6. Under the Review + create tab, review the app information and click Create.
   
   
    
7. Verify the app created.
   
   
   
   Once the app is created, MDM takes some time to push the app to the respective device. 

NOTE: To enable the factory reset option using Intune, see Enable Factory Reset for Skyhigh Mobile Client App. 

NOTE: To make Microsoft Teams calls, add microsoft.com, live.com, skype.com in Policy > Web Policy > Policy > Global Bypass> Domains Bypass. 

TIP: For details about Skyhigh Mobile Client App installation and troubleshooting, see Skyhigh Mobile Client App for iOS Devices.

 

 

▼ Manual Configuration

Install the Tenant customer CA in the iOS device

Note: The iOS device should have a passcode to install and trust a CA certificate.

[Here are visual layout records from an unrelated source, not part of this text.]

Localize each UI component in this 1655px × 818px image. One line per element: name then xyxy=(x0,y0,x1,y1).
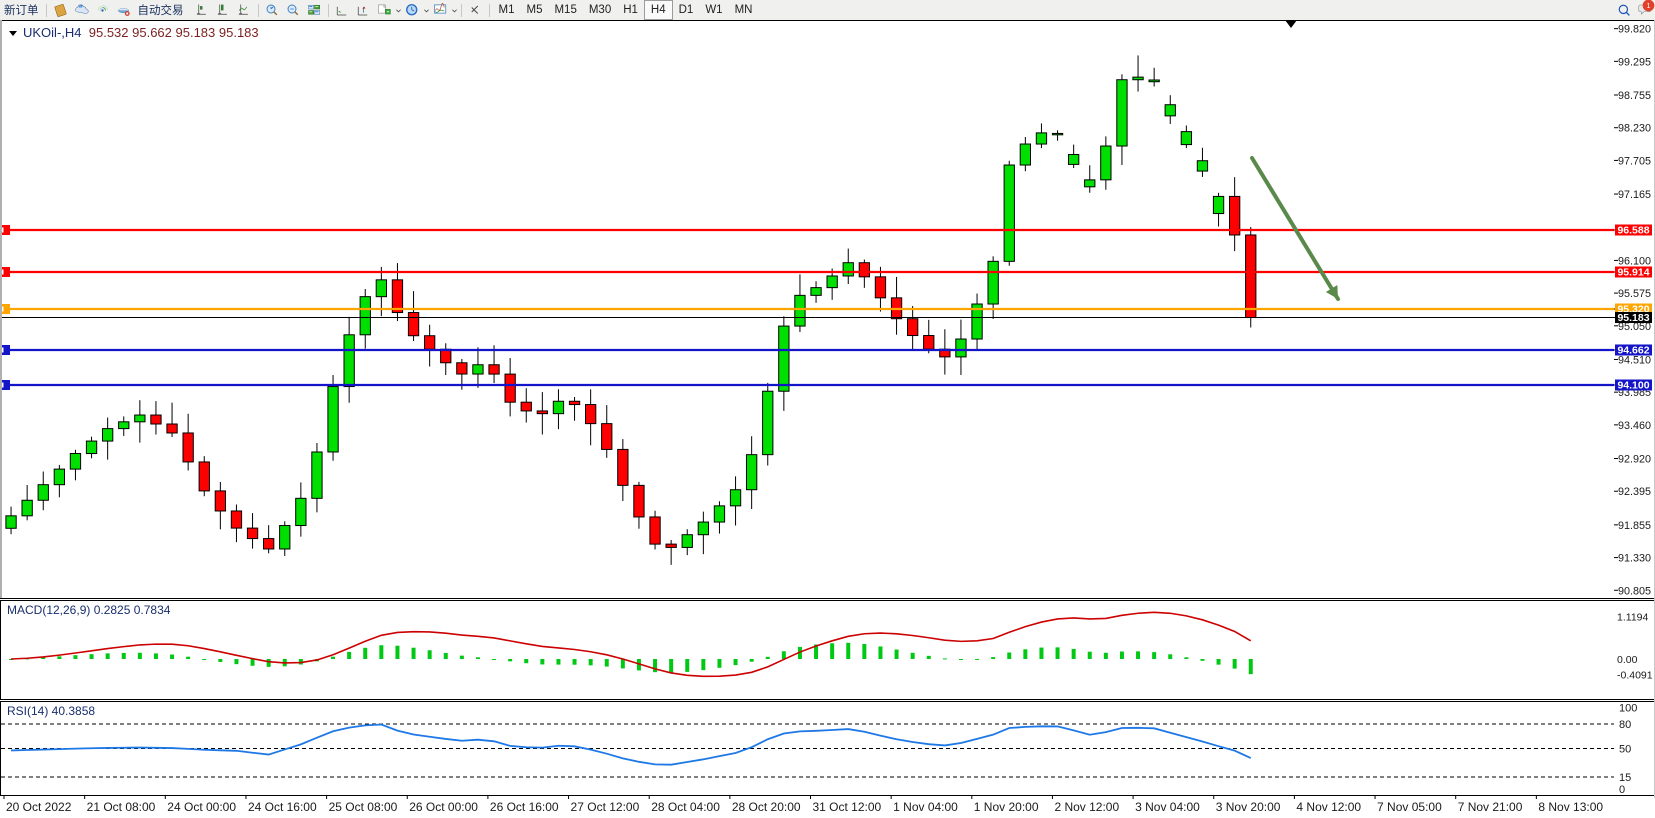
svg-text:1.1194: 1.1194 xyxy=(1617,611,1648,623)
svg-text:28 Oct 04:00: 28 Oct 04:00 xyxy=(651,800,720,814)
svg-text:15: 15 xyxy=(1619,772,1631,784)
svg-text:50: 50 xyxy=(1619,743,1631,755)
svg-text:7 Nov 05:00: 7 Nov 05:00 xyxy=(1377,800,1442,814)
svg-text:24 Oct 00:00: 24 Oct 00:00 xyxy=(167,800,236,814)
svg-text:98.230: 98.230 xyxy=(1618,123,1651,135)
svg-text:94.662: 94.662 xyxy=(1617,345,1649,357)
svg-text:25 Oct 08:00: 25 Oct 08:00 xyxy=(329,800,398,814)
svg-text:4 Nov 12:00: 4 Nov 12:00 xyxy=(1296,800,1361,814)
svg-text:0.00: 0.00 xyxy=(1617,654,1638,666)
svg-text:27 Oct 12:00: 27 Oct 12:00 xyxy=(571,800,640,814)
svg-text:92.395: 92.395 xyxy=(1618,486,1651,498)
svg-text:1: 1 xyxy=(1647,2,1651,10)
svg-text:24 Oct 16:00: 24 Oct 16:00 xyxy=(248,800,317,814)
svg-text:80: 80 xyxy=(1619,719,1631,731)
svg-text:26 Oct 00:00: 26 Oct 00:00 xyxy=(409,800,478,814)
svg-text:1 Nov 20:00: 1 Nov 20:00 xyxy=(974,800,1039,814)
svg-text:28 Oct 20:00: 28 Oct 20:00 xyxy=(732,800,801,814)
svg-text:3 Nov 04:00: 3 Nov 04:00 xyxy=(1135,800,1200,814)
svg-text:RSI(14) 40.3858: RSI(14) 40.3858 xyxy=(7,704,95,718)
svg-text:95.183: 95.183 xyxy=(1617,312,1649,324)
svg-text:96.100: 96.100 xyxy=(1618,255,1651,267)
svg-text:95.575: 95.575 xyxy=(1618,288,1651,300)
svg-text:92.920: 92.920 xyxy=(1618,454,1651,466)
svg-text:100: 100 xyxy=(1619,703,1637,715)
svg-text:91.855: 91.855 xyxy=(1618,520,1651,532)
svg-text:MACD(12,26,9) 0.2825 0.7834: MACD(12,26,9) 0.2825 0.7834 xyxy=(7,603,171,617)
svg-text:94.100: 94.100 xyxy=(1617,380,1649,392)
svg-text:2 Nov 12:00: 2 Nov 12:00 xyxy=(1054,800,1119,814)
svg-text:98.755: 98.755 xyxy=(1618,90,1651,102)
svg-text:0: 0 xyxy=(1619,784,1625,796)
svg-text:20 Oct 2022: 20 Oct 2022 xyxy=(6,800,72,814)
svg-text:95.914: 95.914 xyxy=(1617,267,1649,279)
svg-text:1 Nov 04:00: 1 Nov 04:00 xyxy=(893,800,958,814)
svg-text:31 Oct 12:00: 31 Oct 12:00 xyxy=(813,800,882,814)
svg-text:99.820: 99.820 xyxy=(1618,24,1651,36)
svg-text:-0.4091: -0.4091 xyxy=(1617,670,1653,682)
svg-text:93.460: 93.460 xyxy=(1618,420,1651,432)
svg-text:8 Nov 13:00: 8 Nov 13:00 xyxy=(1538,800,1603,814)
svg-text:91.330: 91.330 xyxy=(1618,553,1651,565)
svg-text:26 Oct 16:00: 26 Oct 16:00 xyxy=(490,800,559,814)
svg-text:99.295: 99.295 xyxy=(1618,56,1651,68)
svg-text:7 Nov 21:00: 7 Nov 21:00 xyxy=(1458,800,1523,814)
svg-text:90.805: 90.805 xyxy=(1618,585,1651,597)
svg-text:97.165: 97.165 xyxy=(1618,189,1651,201)
svg-text:97.705: 97.705 xyxy=(1618,155,1651,167)
svg-text:21 Oct 08:00: 21 Oct 08:00 xyxy=(87,800,156,814)
svg-text:3 Nov 20:00: 3 Nov 20:00 xyxy=(1216,800,1281,814)
svg-text:96.588: 96.588 xyxy=(1617,225,1649,237)
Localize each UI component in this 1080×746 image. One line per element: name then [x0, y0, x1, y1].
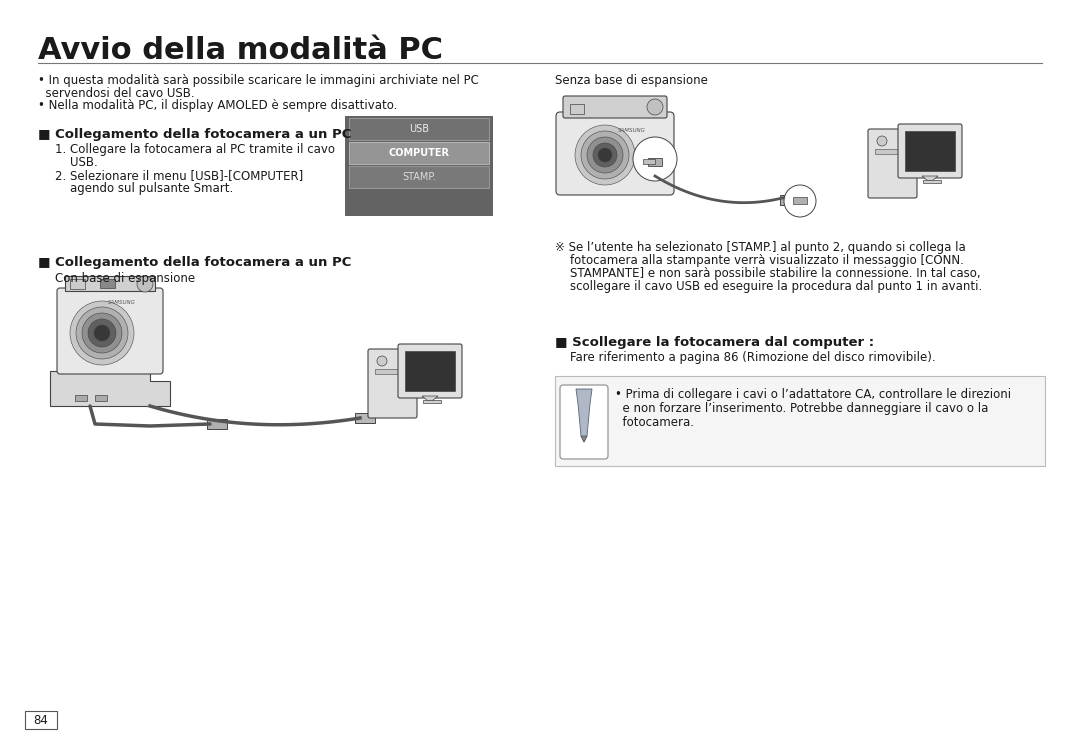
Bar [375, 369, 410, 374]
Bar [25, 711, 57, 729]
Text: ■ Collegamento della fotocamera a un PC: ■ Collegamento della fotocamera a un PC [38, 256, 351, 269]
FancyBboxPatch shape [561, 385, 608, 459]
Bar [65, 276, 156, 291]
Circle shape [94, 325, 110, 341]
Circle shape [581, 131, 629, 179]
Circle shape [70, 301, 134, 365]
Circle shape [588, 137, 623, 173]
Text: Avvio della modalità PC: Avvio della modalità PC [38, 36, 443, 65]
Bar [555, 376, 1045, 466]
Circle shape [137, 276, 153, 292]
Text: ■ Scollegare la fotocamera dal computer :: ■ Scollegare la fotocamera dal computer … [555, 336, 874, 349]
Circle shape [377, 356, 387, 366]
Circle shape [593, 143, 617, 167]
Bar [349, 142, 489, 164]
Text: • In questa modalità sarà possibile scaricare le immagini archiviate nel PC: • In questa modalità sarà possibile scar… [38, 74, 478, 87]
Circle shape [877, 136, 887, 146]
Text: 2. Selezionare il menu [USB]-[COMPUTER]: 2. Selezionare il menu [USB]-[COMPUTER] [55, 169, 303, 182]
Bar [875, 149, 910, 154]
Circle shape [82, 313, 122, 353]
Circle shape [76, 307, 129, 359]
Text: SAMSUNG: SAMSUNG [108, 301, 136, 306]
FancyBboxPatch shape [556, 112, 674, 195]
Bar [100, 279, 114, 288]
Polygon shape [50, 371, 170, 406]
Text: STAMP.: STAMP. [402, 172, 436, 182]
Bar [70, 279, 85, 289]
Text: 84: 84 [33, 713, 49, 727]
Text: STAMPANTE] e non sarà possibile stabilire la connessione. In tal caso,: STAMPANTE] e non sarà possibile stabilir… [555, 267, 981, 280]
Text: • Nella modalità PC, il display AMOLED è sempre disattivato.: • Nella modalità PC, il display AMOLED è… [38, 99, 397, 112]
Text: ■ Collegamento della fotocamera a un PC: ■ Collegamento della fotocamera a un PC [38, 128, 351, 141]
Text: Con base di espansione: Con base di espansione [55, 272, 195, 285]
Bar [349, 118, 489, 140]
Bar [355, 413, 375, 423]
Bar [405, 351, 455, 391]
Text: agendo sul pulsante Smart.: agendo sul pulsante Smart. [55, 182, 233, 195]
Bar [207, 419, 227, 429]
Polygon shape [576, 389, 592, 442]
FancyBboxPatch shape [897, 124, 962, 178]
Circle shape [575, 125, 635, 185]
Text: Senza base di espansione: Senza base di espansione [555, 74, 707, 87]
Bar [923, 180, 941, 183]
Bar [570, 104, 584, 114]
Text: 1. Collegare la fotocamera al PC tramite il cavo: 1. Collegare la fotocamera al PC tramite… [55, 143, 335, 156]
Bar [643, 159, 654, 164]
Circle shape [784, 185, 816, 217]
FancyBboxPatch shape [868, 129, 917, 198]
Text: USB.: USB. [55, 156, 98, 169]
Bar [349, 166, 489, 188]
Text: e non forzare l’inserimento. Potrebbe danneggiare il cavo o la: e non forzare l’inserimento. Potrebbe da… [615, 402, 988, 415]
Polygon shape [922, 176, 939, 181]
Text: servendosi del cavo USB.: servendosi del cavo USB. [38, 87, 194, 100]
Circle shape [598, 148, 612, 162]
Text: • Prima di collegare i cavi o l’adattatore CA, controllare le direzioni: • Prima di collegare i cavi o l’adattato… [615, 388, 1011, 401]
Circle shape [647, 99, 663, 115]
Bar [780, 195, 800, 205]
Text: SAMSUNG: SAMSUNG [618, 128, 646, 134]
Polygon shape [422, 396, 438, 401]
Text: COMPUTER: COMPUTER [389, 148, 449, 158]
Text: fotocamera.: fotocamera. [615, 416, 694, 429]
FancyBboxPatch shape [57, 288, 163, 374]
Text: scollegare il cavo USB ed eseguire la procedura dal punto 1 in avanti.: scollegare il cavo USB ed eseguire la pr… [555, 280, 982, 293]
FancyBboxPatch shape [563, 96, 667, 118]
Bar [75, 395, 87, 401]
Text: USB: USB [409, 124, 429, 134]
Bar [793, 197, 807, 204]
Polygon shape [581, 436, 588, 442]
Bar [423, 400, 441, 403]
FancyBboxPatch shape [399, 344, 462, 398]
Text: ※ Se l’utente ha selezionato [STAMP.] al punto 2, quando si collega la: ※ Se l’utente ha selezionato [STAMP.] al… [555, 241, 966, 254]
Bar [95, 395, 107, 401]
Bar [905, 131, 955, 171]
Text: Fare riferimento a pagina 86 (Rimozione del disco rimovibile).: Fare riferimento a pagina 86 (Rimozione … [555, 351, 935, 364]
FancyBboxPatch shape [368, 349, 417, 418]
Bar [648, 158, 662, 166]
Circle shape [633, 137, 677, 181]
Circle shape [87, 319, 116, 347]
Text: fotocamera alla stampante verrà visualizzato il messaggio [CONN.: fotocamera alla stampante verrà visualiz… [555, 254, 963, 267]
Bar [345, 116, 492, 216]
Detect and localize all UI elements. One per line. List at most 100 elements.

1. Export the Tenant customer CA to device using Airdrop or mail

Once Tenant Customer CA is downloaded, it will be available in the device settings

2. Go to device Settings > General > VPN & Device mangement.
   
   
3. Tap the certificate and tap Install.
   
   
    
4. Enter the passcode and tap Install.
   
   
    
5. Profile installed message confirms that certificate is installed correctly.
   
   
    
6. Go to settings > General > About > Certificate Trust settings, verify the Tenant Customer CA and enable the certificate switch. 
   
   
    
7. Click Continue to trust the certificate.